La coïncidence des deux événements permet de rappeler/d’observer plusieurs points.
• L’Eurofighter est un “monstre” de la coopération. Ce n’est pas une coopération européenne ; c’est une coopération OTAN maquillée en coopération européenne pour dissimuler qu’elle vise d’abord, reflétant en cela l’attitude des pays membres de l’OTAN au sein de l’Organisation, à rencontrer des intérêts nationaux. (Selon le Guardian encore : « Sharing the work between four countries increased, rather than reduced, costs. Satisfying four separate air forces demanded compromises - the jet got heavier - and the production of four different versions of the same aircraft.
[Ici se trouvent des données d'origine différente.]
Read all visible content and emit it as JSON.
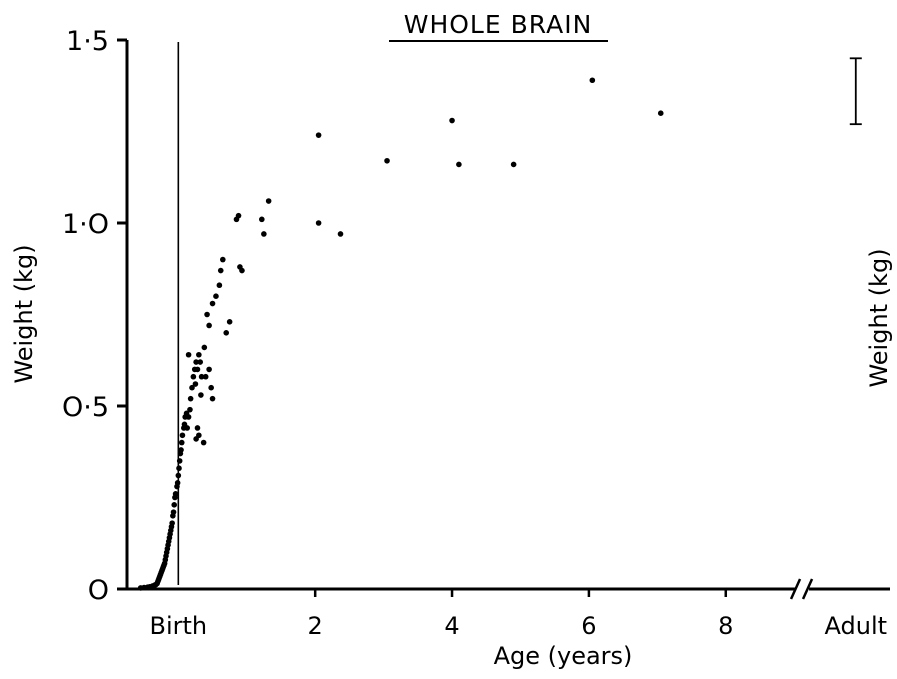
{
  "chart_data": {
    "type": "scatter",
    "title": "WHOLE BRAIN",
    "xlabel": "Age (years)",
    "ylabel": "Weight (kg)",
    "ylabel_right": "Weight (kg)",
    "x_tick_labels": [
      {
        "value": 0,
        "label": "Birth"
      },
      {
        "value": 2,
        "label": "2"
      },
      {
        "value": 4,
        "label": "4"
      },
      {
        "value": 6,
        "label": "6"
      },
      {
        "value": 8,
        "label": "8"
      },
      {
        "value": 9.9,
        "label": "Adult"
      }
    ],
    "y_tick_labels": [
      {
        "value": 0,
        "label": "O"
      },
      {
        "value": 0.5,
        "label": "O·5"
      },
      {
        "value": 1.0,
        "label": "1·O"
      },
      {
        "value": 1.5,
        "label": "1·5"
      }
    ],
    "xlim": [
      -0.75,
      10.4
    ],
    "ylim": [
      0,
      1.5
    ],
    "grid": false,
    "axis_break_at": 9.1,
    "birth_line_x": 0,
    "adult_range": {
      "x": 9.9,
      "low": 1.27,
      "high": 1.45
    },
    "points": [
      [
        -0.55,
        0.003
      ],
      [
        -0.5,
        0.004
      ],
      [
        -0.45,
        0.005
      ],
      [
        -0.42,
        0.006
      ],
      [
        -0.38,
        0.008
      ],
      [
        -0.35,
        0.01
      ],
      [
        -0.33,
        0.012
      ],
      [
        -0.31,
        0.015
      ],
      [
        -0.3,
        0.02
      ],
      [
        -0.29,
        0.025
      ],
      [
        -0.28,
        0.03
      ],
      [
        -0.27,
        0.035
      ],
      [
        -0.26,
        0.04
      ],
      [
        -0.25,
        0.045
      ],
      [
        -0.24,
        0.05
      ],
      [
        -0.23,
        0.055
      ],
      [
        -0.22,
        0.06
      ],
      [
        -0.21,
        0.065
      ],
      [
        -0.2,
        0.07
      ],
      [
        -0.19,
        0.08
      ],
      [
        -0.18,
        0.09
      ],
      [
        -0.17,
        0.1
      ],
      [
        -0.16,
        0.11
      ],
      [
        -0.15,
        0.12
      ],
      [
        -0.14,
        0.13
      ],
      [
        -0.13,
        0.14
      ],
      [
        -0.12,
        0.15
      ],
      [
        -0.11,
        0.16
      ],
      [
        -0.1,
        0.17
      ],
      [
        -0.09,
        0.18
      ],
      [
        -0.08,
        0.2
      ],
      [
        -0.07,
        0.21
      ],
      [
        -0.06,
        0.23
      ],
      [
        -0.05,
        0.25
      ],
      [
        -0.04,
        0.26
      ],
      [
        -0.02,
        0.28
      ],
      [
        -0.01,
        0.29
      ],
      [
        0.0,
        0.31
      ],
      [
        0.01,
        0.33
      ],
      [
        0.02,
        0.35
      ],
      [
        0.03,
        0.37
      ],
      [
        0.04,
        0.38
      ],
      [
        0.05,
        0.4
      ],
      [
        0.06,
        0.42
      ],
      [
        0.08,
        0.44
      ],
      [
        0.09,
        0.45
      ],
      [
        0.1,
        0.47
      ],
      [
        0.12,
        0.48
      ],
      [
        0.13,
        0.44
      ],
      [
        0.15,
        0.47
      ],
      [
        0.17,
        0.49
      ],
      [
        0.18,
        0.52
      ],
      [
        0.2,
        0.55
      ],
      [
        0.22,
        0.58
      ],
      [
        0.24,
        0.6
      ],
      [
        0.26,
        0.62
      ],
      [
        0.28,
        0.6
      ],
      [
        0.3,
        0.64
      ],
      [
        0.32,
        0.62
      ],
      [
        0.34,
        0.58
      ],
      [
        0.15,
        0.64
      ],
      [
        0.25,
        0.56
      ],
      [
        0.33,
        0.53
      ],
      [
        0.4,
        0.58
      ],
      [
        0.45,
        0.6
      ],
      [
        0.48,
        0.55
      ],
      [
        0.5,
        0.52
      ],
      [
        0.38,
        0.66
      ],
      [
        0.42,
        0.75
      ],
      [
        0.45,
        0.72
      ],
      [
        0.5,
        0.78
      ],
      [
        0.55,
        0.8
      ],
      [
        0.6,
        0.83
      ],
      [
        0.62,
        0.87
      ],
      [
        0.65,
        0.9
      ],
      [
        0.7,
        0.7
      ],
      [
        0.75,
        0.73
      ],
      [
        0.85,
        1.01
      ],
      [
        0.88,
        1.02
      ],
      [
        0.9,
        0.88
      ],
      [
        0.93,
        0.87
      ],
      [
        0.37,
        0.4
      ],
      [
        0.3,
        0.42
      ],
      [
        0.28,
        0.44
      ],
      [
        0.26,
        0.41
      ],
      [
        1.22,
        1.01
      ],
      [
        1.25,
        0.97
      ],
      [
        1.32,
        1.06
      ],
      [
        2.05,
        1.24
      ],
      [
        2.05,
        1.0
      ],
      [
        2.37,
        0.97
      ],
      [
        3.05,
        1.17
      ],
      [
        4.0,
        1.28
      ],
      [
        4.1,
        1.16
      ],
      [
        4.9,
        1.16
      ],
      [
        6.05,
        1.39
      ],
      [
        7.05,
        1.3
      ]
    ]
  }
}
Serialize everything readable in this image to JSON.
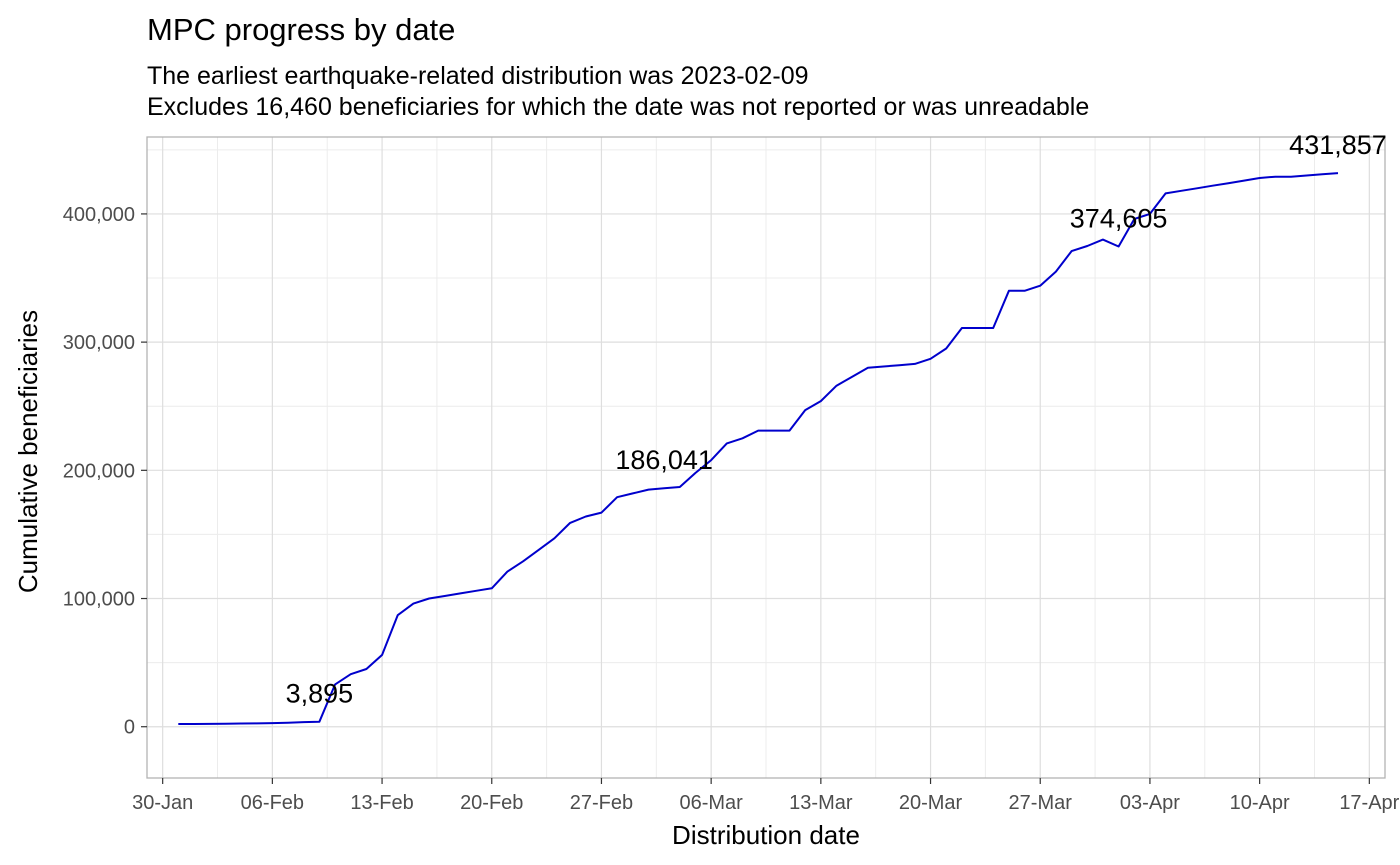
{
  "chart_data": {
    "type": "line",
    "title": "MPC progress by date",
    "subtitle": [
      "The earliest earthquake-related distribution was 2023-02-09",
      "Excludes 16,460 beneficiaries for which the date was not reported or was unreadable"
    ],
    "xlabel": "Distribution date",
    "ylabel": "Cumulative beneficiaries",
    "x_tick_labels": [
      "30-Jan",
      "06-Feb",
      "13-Feb",
      "20-Feb",
      "27-Feb",
      "06-Mar",
      "13-Mar",
      "20-Mar",
      "27-Mar",
      "03-Apr",
      "10-Apr",
      "17-Apr"
    ],
    "y_tick_labels": [
      "0",
      "100,000",
      "200,000",
      "300,000",
      "400,000"
    ],
    "y_ticks": [
      0,
      100000,
      200000,
      300000,
      400000
    ],
    "ylim": [
      -40000,
      460000
    ],
    "xlim": [
      "2023-01-29",
      "2023-04-18"
    ],
    "x_ticks": [
      "2023-01-30",
      "2023-02-06",
      "2023-02-13",
      "2023-02-20",
      "2023-02-27",
      "2023-03-06",
      "2023-03-13",
      "2023-03-20",
      "2023-03-27",
      "2023-04-03",
      "2023-04-10",
      "2023-04-17"
    ],
    "grid": true,
    "line_color": "#0000cc",
    "series": [
      {
        "x": [
          "2023-01-31",
          "2023-02-01",
          "2023-02-02",
          "2023-02-03",
          "2023-02-04",
          "2023-02-05",
          "2023-02-06",
          "2023-02-07",
          "2023-02-08",
          "2023-02-09",
          "2023-02-10",
          "2023-02-11",
          "2023-02-12",
          "2023-02-13",
          "2023-02-14",
          "2023-02-15",
          "2023-02-16",
          "2023-02-17",
          "2023-02-18",
          "2023-02-19",
          "2023-02-20",
          "2023-02-21",
          "2023-02-22",
          "2023-02-23",
          "2023-02-24",
          "2023-02-25",
          "2023-02-26",
          "2023-02-27",
          "2023-02-28",
          "2023-03-01",
          "2023-03-02",
          "2023-03-03",
          "2023-03-04",
          "2023-03-05",
          "2023-03-06",
          "2023-03-07",
          "2023-03-08",
          "2023-03-09",
          "2023-03-10",
          "2023-03-11",
          "2023-03-12",
          "2023-03-13",
          "2023-03-14",
          "2023-03-15",
          "2023-03-16",
          "2023-03-17",
          "2023-03-18",
          "2023-03-19",
          "2023-03-20",
          "2023-03-21",
          "2023-03-22",
          "2023-03-23",
          "2023-03-24",
          "2023-03-25",
          "2023-03-26",
          "2023-03-27",
          "2023-03-28",
          "2023-03-29",
          "2023-03-30",
          "2023-03-31",
          "2023-04-01",
          "2023-04-02",
          "2023-04-03",
          "2023-04-04",
          "2023-04-05",
          "2023-04-06",
          "2023-04-07",
          "2023-04-08",
          "2023-04-09",
          "2023-04-10",
          "2023-04-11",
          "2023-04-12",
          "2023-04-13",
          "2023-04-14",
          "2023-04-15"
        ],
        "values": [
          2100,
          2100,
          2200,
          2300,
          2500,
          2600,
          2800,
          3100,
          3600,
          3895,
          33000,
          41000,
          45000,
          56000,
          87000,
          96000,
          100000,
          102000,
          104000,
          106000,
          108000,
          121000,
          129000,
          138000,
          147000,
          159000,
          164000,
          167000,
          179000,
          182000,
          185000,
          186041,
          187000,
          198000,
          208000,
          221000,
          225000,
          231000,
          231000,
          231000,
          247000,
          254000,
          266000,
          273000,
          280000,
          281000,
          282000,
          283000,
          287000,
          295000,
          311000,
          311000,
          311000,
          340000,
          340000,
          344000,
          355000,
          371000,
          375000,
          380000,
          374605,
          396000,
          400000,
          416000,
          418000,
          420000,
          422000,
          424000,
          426000,
          428000,
          429000,
          429000,
          430000,
          431000,
          431857
        ]
      }
    ],
    "annotations": [
      {
        "x": "2023-02-09",
        "y": 3895,
        "text": "3,895"
      },
      {
        "x": "2023-03-03",
        "y": 186041,
        "text": "186,041"
      },
      {
        "x": "2023-04-01",
        "y": 374605,
        "text": "374,605"
      },
      {
        "x": "2023-04-15",
        "y": 431857,
        "text": "431,857"
      }
    ]
  }
}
Even the name became a problem: in 1998 a British plan to change it yet again to the Typhoon reportedly caused friction with the Germans, who vividly remembered an RAF ground-attack aircraft of the same name incinerating German tank crews during the second world war. ») Ce programme a achevé de démontrer qu’une coopération décidée de façon arbitraire, pour satisfaire des intérêts politiques nationaux différents, devient rapidement un gouffre budgétaire et une source de problèmes techniques sans fin.
• Nous ne sommes pas encore à l’essentiel, car il y a un problème Eurofighter pour la coopération, mais aussi, et surtout, un problème Eurofighter pour le Royaume-Uni. C’est le cas le plus intéressant.
• Aujourd’hui, les Britanniques ont des appréciations bien contrastées sur l’Eurofighter. Le dernier chef d’état-major des armées a déclaré, après son départ, qu’on pourrait réduire la commande (plus de 300) à 190, sans réel problème. Il y a eu une tempête de protestations, marquant l’hypocrisie habituelle des attitudes. Si un CEMA britannique fait cette remarque, c’est qu’il y a une raison. On la trouve dans l’évolution de l’attitude britannique en faveur du JSF, — lequel est, désormais, dans la programmation de la RAF, un concurrent direct d’au moins la deuxième tranche d’Eurofighter.
• Cette évolution a deux raisons, qui n’en font qu’une finalement : l’évolution pro-US de Blair, qui ressemble ces derniers mois à un film en accéléré, et l’évolution vers l’absorption de BAE par les Américains, qui s'inscrit parfaitement dans ce même film. Quand BAE sera complètement américain, c’est-à-dire contrôlé par les Américains, on le voit mal favoriser la production de l’Eurofighter alors qu’il est également impliqué dans la production du JSF.
En d’autres termes, le drame de l’Eurofighter britannique, qui n’est pas loin d’être désormais exposé dans toute sa crudité, représente une illustration du drame du hara-kiri de la souveraineté nationale britannique auquel nous assistons aujourd’hui. Le programme est conduit à son extinction, dans tous les cas du côté britannique, comme l’est la base technologique indépendante britannique.
La sombre ironie de cette affaire est que l’aspect de la coopération internationale qui a mis à mal l’Eurofighter pourrait bien se retrouver dans le programme JSF, son “vainqueur”, dont les signes de faiblesse ne cessent de se multiplier. C’est ce que signale le Governement Accounting Office (GAO), dans un rapport rendu public avant-hier, qui signale les dangers grandissants des obligations de cette coopération (pourtant bien maigrichonne, selon les coopérateurs non-US).